Zu gross war meine Angst, die Dachrinne könnte wegen meines Gewichtes brechen.“ Das linke Bein baumelte noch nach unten und ich traute mich nicht, auch nur eine kleine Bewegung zu unternehmen.
„Mein Herz hämmerte wie ein Presslufthammer, das Blut schoss nach oben und schnürte mir in den Hals zu.“ Ein lautes, dumpfes Geräusch vermählte sich mit dem pulsierenden Pulsschlag in meiner Halsschlagader und glich einer Handgranate, die jederzeit explodieren konnte. Die Kraft verliess mich von Sekunde zu Sekunde und ich musste eine Entscheidung treffen. Ein allerletzter Versuch. Sollte er daneben gehen, dann war´s das eben.
,,Was soll’s“, dachte ich und entschied mich, mein rechtes Knie so fest ich konnte in die Dachrinne zu drücken. Dann stand ich mit dem Knie fast aufrecht in der Rinne, konnte mich mit der linken Hand halten und zog mich zitternd zum Fensterrahmen hin.

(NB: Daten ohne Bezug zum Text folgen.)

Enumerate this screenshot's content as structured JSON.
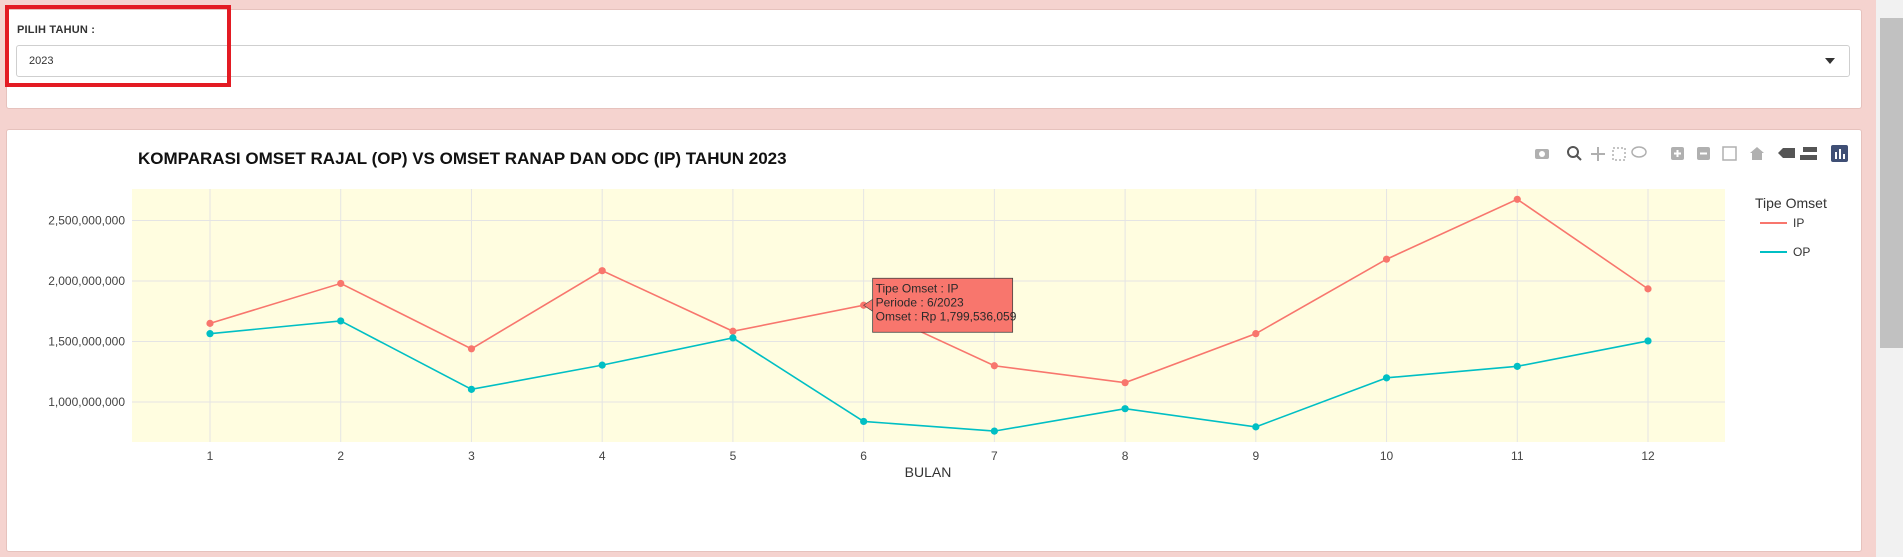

„Ich hatte es geschafft, konnte mich aber nicht darüber freuen, denn die Sehnsucht nach dem Tod kam erst jetzt. Der Vermieter hatte das Zimmer durchsucht.“ „Von meinem Todeskampf auf dem Dach hatte er offenbar / vermutlich / wahrscheinlich nichts mitbekommen.“ Ich legte mich aufs Bett und träumte von der Frau mit der schwarzen Brille. Zwei Tage später fasste ich den Entschluss an ihrer Tür zu läuten. Was hatte ich jetzt noch zu verlieren, ausser von ihr eine Absage zu bekommen? Es kam aber alles ganz anders. Sie stand vor der Tür als ich die Treppen hinunter kam. Sieh sah mich an, nahm meine Hand und führte mich in ihre Wohnung. Die Vorhänge waren allesamt zugezogen. Es war so finster wie in der Hölle, dunkler als im Tod. Es war wie in einem schwarzen Loch.“
Alles um mich herum drehte sich. Und ihren Geruch konnte ich erst jetzt wahrnehmen. Es war der Geruch einer Toten. Als hätte es sie nie gegeben war sie einen Tag später spurlos verschwunden.

Keiner ausser mir hatte sie je gesehen. Ich sah sie nie wieder. Kann sie aber bis heute auch nicht vergessen.